Let's say I wanted to test two commodities to see how much they correlated over time. What's the starting point? I mean I could take today's prices, or any day's prices as long as they're the same day and say there's no divergance. I'll take that day's difference in prices as 0% divergence in price. Is there a more correct way to do this? It seems as if I start the analysis on an arbitrary day I may skew the whole study. For example if I started the analysis today and the two commodities have moved away from each other significantly in the past few time periods, wouldn't the results be totally screwed up. I may be thinking about this too much though. A historical test of price divergence may hold true no matter what day the test starts, right? This brings me to another question: What to do about scaling the y-axis for price difference? ex. comm A trades @ 2500 and comm B trades at 600. Is it best to mult 600 and all future prices of comm. B to match comm. A prices?
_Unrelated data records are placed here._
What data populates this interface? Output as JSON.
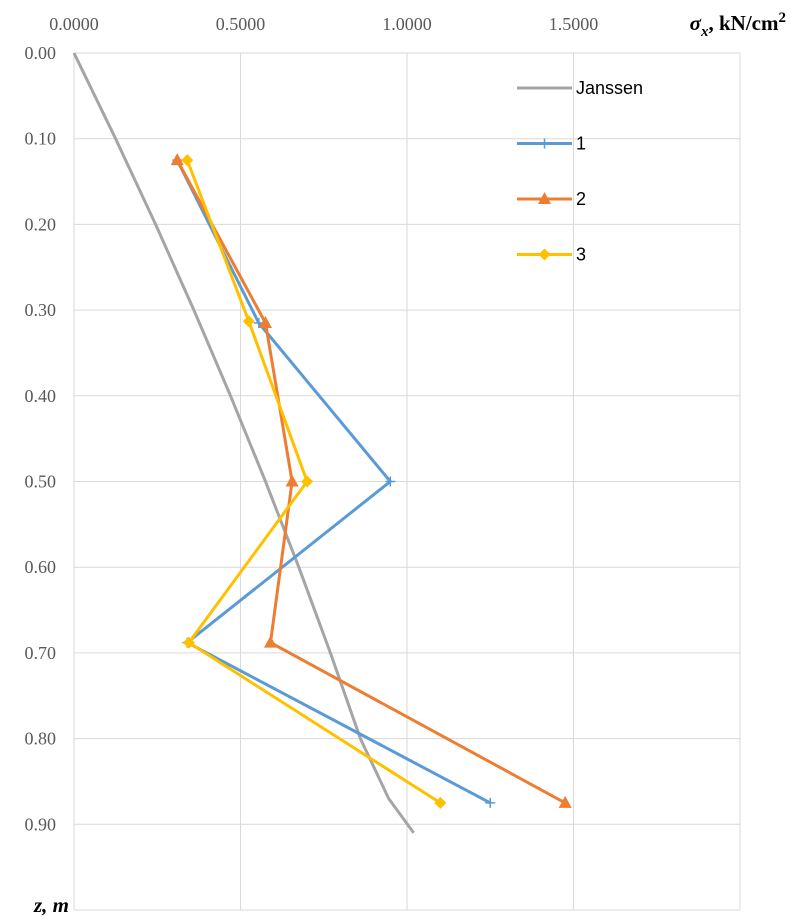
{
  "chart_data": {
    "type": "line",
    "orientation": "depth-profile (x axis on top, y axis increasing downward)",
    "x_axis": {
      "label_symbol": "σ",
      "label_subscript": "x",
      "label_unit": ", kN/cm",
      "label_superscript": "2",
      "ticks": [
        "0.0000",
        "0.5000",
        "1.0000",
        "1.5000"
      ],
      "range": [
        0,
        2.0
      ],
      "position": "top"
    },
    "y_axis": {
      "label": "z, m",
      "ticks": [
        "0.00",
        "0.10",
        "0.20",
        "0.30",
        "0.40",
        "0.50",
        "0.60",
        "0.70",
        "0.80",
        "0.90"
      ],
      "range": [
        0,
        1.0
      ],
      "inverted": true
    },
    "grid": true,
    "legend_position": "top-right",
    "series": [
      {
        "name": "Janssen",
        "color": "#a5a5a5",
        "marker": "none",
        "points": [
          [
            0.0,
            0.0
          ],
          [
            0.125,
            0.1
          ],
          [
            0.245,
            0.2
          ],
          [
            0.36,
            0.3
          ],
          [
            0.47,
            0.4
          ],
          [
            0.575,
            0.5
          ],
          [
            0.675,
            0.6
          ],
          [
            0.77,
            0.7
          ],
          [
            0.86,
            0.8
          ],
          [
            0.945,
            0.87
          ],
          [
            1.02,
            0.91
          ]
        ]
      },
      {
        "name": "1",
        "color": "#5b9bd5",
        "marker": "plus",
        "points": [
          [
            0.31,
            0.125
          ],
          [
            0.555,
            0.315
          ],
          [
            0.95,
            0.5
          ],
          [
            0.34,
            0.688
          ],
          [
            1.25,
            0.875
          ]
        ]
      },
      {
        "name": "2",
        "color": "#ed7d31",
        "marker": "triangle",
        "points": [
          [
            0.31,
            0.125
          ],
          [
            0.575,
            0.315
          ],
          [
            0.655,
            0.5
          ],
          [
            0.59,
            0.688
          ],
          [
            1.475,
            0.875
          ]
        ]
      },
      {
        "name": "3",
        "color": "#ffc000",
        "marker": "diamond",
        "points": [
          [
            0.34,
            0.125
          ],
          [
            0.525,
            0.313
          ],
          [
            0.7,
            0.5
          ],
          [
            0.345,
            0.688
          ],
          [
            1.1,
            0.875
          ]
        ]
      }
    ]
  }
}
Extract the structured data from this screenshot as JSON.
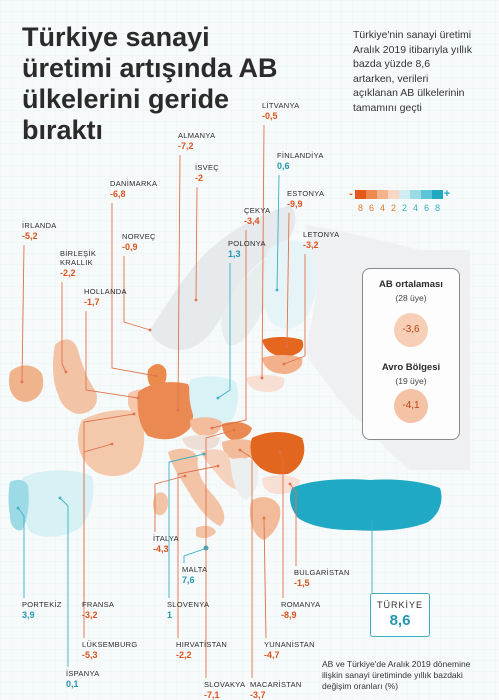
{
  "headline": "Türkiye sanayi üretimi artışında AB ülkelerini geride bıraktı",
  "intro": "Türkiye'nin sanayi üretimi Aralık 2019 itibarıyla yıllık bazda yüzde 8,6 artarken, verileri açıklanan AB ülkelerinin tamamını geçti",
  "legend": {
    "minus": "-",
    "plus": "+",
    "ticks": [
      "8",
      "6",
      "4",
      "2",
      "2",
      "4",
      "6",
      "8"
    ],
    "colors": [
      "#e35a1a",
      "#ef8a4f",
      "#f5b38c",
      "#f9d7c2",
      "#cfeef3",
      "#9adbe6",
      "#5cc6d8",
      "#22a9c2"
    ]
  },
  "averages": {
    "eu": {
      "title": "AB ortalaması",
      "members": "(28 üye)",
      "value": "-3,6"
    },
    "euro": {
      "title": "Avro Bölgesi",
      "members": "(19 üye)",
      "value": "-4,1"
    }
  },
  "countries": [
    {
      "id": "litvanya",
      "name": "LİTVANYA",
      "value": "-0,5",
      "sign": "neg"
    },
    {
      "id": "almanya",
      "name": "ALMANYA",
      "value": "-7,2",
      "sign": "neg"
    },
    {
      "id": "finlandiya",
      "name": "FİNLANDİYA",
      "value": "0,6",
      "sign": "pos"
    },
    {
      "id": "isvec",
      "name": "İSVEÇ",
      "value": "-2",
      "sign": "neg"
    },
    {
      "id": "danimarka",
      "name": "DANİMARKA",
      "value": "-6,8",
      "sign": "neg"
    },
    {
      "id": "estonya",
      "name": "ESTONYA",
      "value": "-9,9",
      "sign": "neg"
    },
    {
      "id": "cekya",
      "name": "ÇEKYA",
      "value": "-3,4",
      "sign": "neg"
    },
    {
      "id": "irlanda",
      "name": "İRLANDA",
      "value": "-5,2",
      "sign": "neg"
    },
    {
      "id": "letonya",
      "name": "LETONYA",
      "value": "-3,2",
      "sign": "neg"
    },
    {
      "id": "norvec",
      "name": "NORVEÇ",
      "value": "-0,9",
      "sign": "neg"
    },
    {
      "id": "polonya",
      "name": "POLONYA",
      "value": "1,3",
      "sign": "pos"
    },
    {
      "id": "birlesik_krallik",
      "name": "BİRLEŞİK\nKRALLIK",
      "value": "-2,2",
      "sign": "neg"
    },
    {
      "id": "hollanda",
      "name": "HOLLANDA",
      "value": "-1,7",
      "sign": "neg"
    },
    {
      "id": "italya",
      "name": "İTALYA",
      "value": "-4,3",
      "sign": "neg"
    },
    {
      "id": "malta",
      "name": "MALTA",
      "value": "7,6",
      "sign": "pos"
    },
    {
      "id": "bulgaristan",
      "name": "BULGARİSTAN",
      "value": "-1,5",
      "sign": "neg"
    },
    {
      "id": "portekiz",
      "name": "PORTEKİZ",
      "value": "3,9",
      "sign": "pos"
    },
    {
      "id": "fransa",
      "name": "FRANSA",
      "value": "-3,2",
      "sign": "neg"
    },
    {
      "id": "slovenya",
      "name": "SLOVENYA",
      "value": "1",
      "sign": "pos"
    },
    {
      "id": "romanya",
      "name": "ROMANYA",
      "value": "-8,9",
      "sign": "neg"
    },
    {
      "id": "luksemburg",
      "name": "LÜKSEMBURG",
      "value": "-5,3",
      "sign": "neg"
    },
    {
      "id": "hirvatistan",
      "name": "HIRVATİSTAN",
      "value": "-2,2",
      "sign": "neg"
    },
    {
      "id": "yunanistan",
      "name": "YUNANİSTAN",
      "value": "-4,7",
      "sign": "neg"
    },
    {
      "id": "ispanya",
      "name": "İSPANYA",
      "value": "0,1",
      "sign": "pos"
    },
    {
      "id": "slovakya",
      "name": "SLOVAKYA",
      "value": "-7,1",
      "sign": "neg"
    },
    {
      "id": "macaristan",
      "name": "MACARİSTAN",
      "value": "-3,7",
      "sign": "neg"
    }
  ],
  "turkey": {
    "name": "TÜRKİYE",
    "value": "8,6"
  },
  "footnote": "AB ve Türkiye'de Aralık 2019 dönemine ilişkin sanayi üretiminde yıllık bazdaki değişim oranları (%)"
}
Why not take the log of the prices as a starting point to your analysis? Solves your scaling issue. As for your correlation question, you have to pick a time frame that's relevant to the time frame within which you are trading.

I'm not really following what you're saying. Sorry. Let's say ND is at 2036.5 gold is at 651.30. What's the next step?

I've found the most effective method is to take historical one day (/ one hour / five minute...what ever duration you like) % price change of the insturments you're comparing and enter the historic prices in excel. Then run the 'CORREL' function.

So your suggestion is to line up each days percent change in two columns in excel. Then run CORREL function?

He suggests taking the logarithm of the price, because the lognormal distribution is bounded from below by zero, just like asset prices (they can't have a negative price). (Someone correct me if I remember wrong) Take the log of each price, find the Covariace between asset A and B and their STD. Correlation = Cov(A,B)/ (STD(A)*STD(B)). -Neo

first, scaling is not relevant when using correlation, since correlation subtracts the mean of every variable and divides by the std. second, i don't understand the log suggestion somebody gave you. either you're interested in the variables correlation or in their logs correlation. the log-normal distribution isn't relevant IMO. third, the first value issue you've mentioned is not relevant if your data is long enough. (you can try and see) fourth, i would suggest calculating a "sliding correlation": decide the time period which is relevant (according to your system e.g. 20 days or so) and calculate the correlation of each 20 values. meaning: correlation(var1(i:i+19),var2(i:i+19)) and than correlation(var1(i:i+19),var2(i:i+19)) etc. this way you could find areas in time where the correlation had skew and maybe see the reasons why this happed. it's easy to do even with excel. hope this helps

Neo dude is correct. The formula he refers to is the same as the function 'Correl' in Excel. the function just saves the bother of typing it out in the worksheet. it's a good methodology and I've written pairs trading models (for equities) using this.

Alright so I got correlation down. Gives you values between 1 and -1. So I'm assuming the higher the hist. correl. and higher the price divergence . . . the better chances the gap should close?